Over nine innings, representing Tomlin's second complete game in his past three outings, the right-hander scattered four hits, struck out six and walked one. As he is prone to do, Tomlin surrendered a solo home run -- to Royals right fielder Alex Rios in the fifth inning. Tomlin has allowed 11 homers in 50 innings this year, but 10 have been of the solo variety.

Tomlin (5-2, 2.70 ERA) can live with the home runs, especially given the way he limits the damage around them in terms of hits allowed and walks issued. What probably gave him a knot in his stomach was the sequence that led to Kansas City's first run in the second inning.

Royals third baseman Mike Moustakas swung at a 3-0 pitch, sending it sailing high over foul ground behind home plate. The ball drifted to the first-base side, just beyond the infield dirt, but catcher Yan Gomes lost track of the popup. When Tomlin realized Gomes could not see it, he looked to the sky and the baseball disappeared on him, too.

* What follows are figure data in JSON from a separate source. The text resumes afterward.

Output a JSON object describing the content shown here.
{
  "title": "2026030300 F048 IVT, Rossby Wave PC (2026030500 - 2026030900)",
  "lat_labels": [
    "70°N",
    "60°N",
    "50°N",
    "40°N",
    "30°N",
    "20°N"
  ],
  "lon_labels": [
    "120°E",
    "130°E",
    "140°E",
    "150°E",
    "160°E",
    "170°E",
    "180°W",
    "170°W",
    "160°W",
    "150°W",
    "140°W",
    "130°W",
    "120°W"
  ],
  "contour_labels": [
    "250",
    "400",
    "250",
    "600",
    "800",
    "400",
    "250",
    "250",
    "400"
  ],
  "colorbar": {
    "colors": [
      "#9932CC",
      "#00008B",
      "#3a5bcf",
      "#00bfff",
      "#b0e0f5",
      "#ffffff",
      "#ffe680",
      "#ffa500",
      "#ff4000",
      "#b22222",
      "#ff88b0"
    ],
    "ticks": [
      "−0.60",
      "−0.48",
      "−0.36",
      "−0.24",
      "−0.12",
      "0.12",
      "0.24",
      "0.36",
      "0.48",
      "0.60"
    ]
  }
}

"It was kind of a crazy hour of the night," Tomlin said. "The ball gets kind of lost up there every now and then."

The ball dropped to the grass, and nearly hit home-plate umpire Cory Blaser, who flinched as it landed with a thud. Moustakas took full advantage, drilling the next pitch to deep center field, where Abraham Almonte also struggled to see the ball before it eluded him and struck the wall. Moustakas moved up on a wild pitch and scored on a single by Salvador Perez.

"It's still my job to go out there and execute a pitch and get Moustakas out," Tomlin said.

Video: KC@CLE: Indians make fielding miscues, leads to run

In light of Cleveland's issues on offense, the few mistakes by Tomlin were all Kansas City needed to deal the Indians a tough defeat.

That cost the Tribe the opportunity to trim its deficit in the race for the AL's second Wild Card seed -- five games behind the Astros, who lost to the AL West-leading Rangers on Tuesday night.

"It doesn't matter how well I pitch," Tomlin said. "If their guy does better than me on the other side, then it's still a loss. And that's not what we need right now."